A psychiatric emergency is a condition that is often caused by a psychiatric illness such as schizophrenia and involves a high level of need for action to prevent life-threatening or other serious consequences (Rupp 1996). If there is danger for the helper, both a mobile operation and the involvement of the police may be necessary. The description of a psychiatric emergency can be clarified through the use of status pictures. Those affected are often afraid , confused, apathetic or restless, possibly no longer controllable or slowed down, have a disturbed relation to reality with clear consciousness, are desperate, possibly even violent or suicidal. The extent of the emergency is measured by the degree to which someone is still able to talk and enter into a contract, a contact can be made, he or she is a danger to himself or others (Rupp 1996). Learn about our crisis intervention courses at our crisis intervention courses page.

The challenge is that crisis workers have to decide quickly whether they may be in a threatening situation. Depending on whether contact with the client is difficult, further help must be organized and coordinated. 

The following intervention tasks arise as a first step in emergency assistance(Rupp 1996): 

  • Clarification of the urgency, especially in the case of telephone crisis intervention 
  • if a mobile operation is necessary, clarification of how the interim time will be bridged until arrival 
  • possibly requesting further help such as the police, ambulance, psychiatrist, crisis team and relatives. 

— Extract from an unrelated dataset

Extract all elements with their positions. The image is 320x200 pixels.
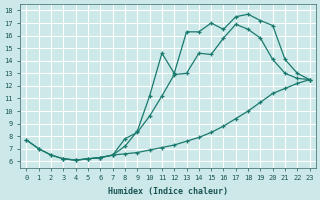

It might be possible locally, given the logic of the crisis(Neumann 2004) to act as in a psychosocial crisis intervention in contrast to an emergency logic in the context of a psychiatric illness. There are two completely different approaches: In the crisis logic, it is important to establish relationships, to listen, to counteract the tension of the client and relatives, to conduct a crisis discussion as described above, and to accept responsibility on the part of the client. to achieve the client. In the emergency logic, the crisis worker mainly tries to avert danger(ibid., p. 273). The rescuer must make a decision in the emergency logic of what to do next, alone or in an emergency conference with or without the client. If accommodation in a psychiatric clinic is not necessary, suitable measures must be taken after the end of the emergency intervention to initiate basic care, activate a social network, ensure protection and provide information for a possible further course. 

6 New Developments 

Bergold and Schuermann(2001) found that crisis intervention has established itself as a new form of intervention. Crisis facilities have now opened up to new client groups such as people with intellectual disabilities or relatives of those affected. In addition, the traumatic crisis was discussed more strongly and a corresponding need for help became clear. Psychosocial help in the event of major incidents as well as aftercare for the helpers became established. Internet crisis advice began in the 1990s and has been further developed since then. Health apps are currently being developed that are intended to be helpful, for example, in self-diagnosis of depression . Women’s helplines emerged for both raped women and women experiencing domestic violence experienced, recently also for victims of stalking . In addition to the psychiatric facilities, alternatives such as the crisis pension in Berlin for those seeking help who cannot or do not want to stay at home, but also do not want to go to a clinic, have emerged. The trialologic principle, namely the simultaneous involvement of those seeking help, the professionals and the relatives, is also applied here(Mosquito 2009). 

Recent social developments lead to new needs such as crisis intervention in the context of flight and expulsion(Hulshoff 2017). The uncovering of sexual abuse in various institutions has led, among other things, to the establishment of state- and church-financed telephone crisis counselling. But there is still a lot to do here. There are still supply bottlenecks for people with crises in rural areas. This list can be expanded. A warning should be given at the end: since crisis intervention has historically stood for prevention and health promotion , care should be taken not to become monopolized by the field of psychiatry.